Il y aura cinquante ans cet été, Lewis Brian Hopkins Jones, dit Brian Jones, leader déchu du groupe de blues-rock anglais The Rolling Stones, lançait une mode à laquelle ont depuis sacrifié certains de ses collègues en rockitude. [La rigueur historique oblige à préciser qu’avant lui, la légende évoquait déjà  le bluesman Robert Johnson, ayant échangé son âme au Diable contre sa virtuosité à la guitare. Le Malin était venu récupérer son bien aux  27 printemps du musicos. Mouais... Sors de ce corps, Faust !]

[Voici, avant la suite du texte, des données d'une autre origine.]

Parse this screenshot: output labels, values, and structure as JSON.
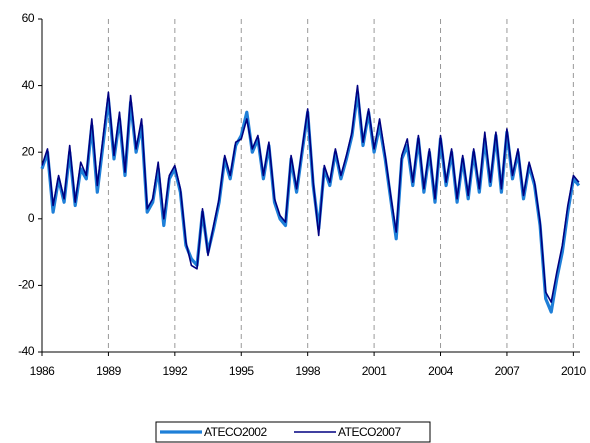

Ils sont innombrables, les hérauts tombés depuis l’après-guerre, au chant d’honneur du rock n’roll, bien avant l’heure. Mais après Brian Jones, on aura remarqué que, fruit du hasard ou volonté satanique, plusieurs auront reçu leur convocation au Banquet d’Odin à cet âge funeste de 27 ans. On félicitera le premier qui fit le rapprochement. On pourra aussi s’étonner que Wikipédia, (notre Bible en tout, désormais) consacre un si volumineux article à ce « Club des 27 », dont l'intitulé vous a, je trouve, un côté Enyd Bliton un rien désuet… sinon kitsch. Citons aussi Eric Segalstad et Josh Hunter, auteurs d’un ouvrage consacré à cette malédiction (The 27s: The Greatest Myth of Rock & Roll), même si son superlatif semble assez exagéré. 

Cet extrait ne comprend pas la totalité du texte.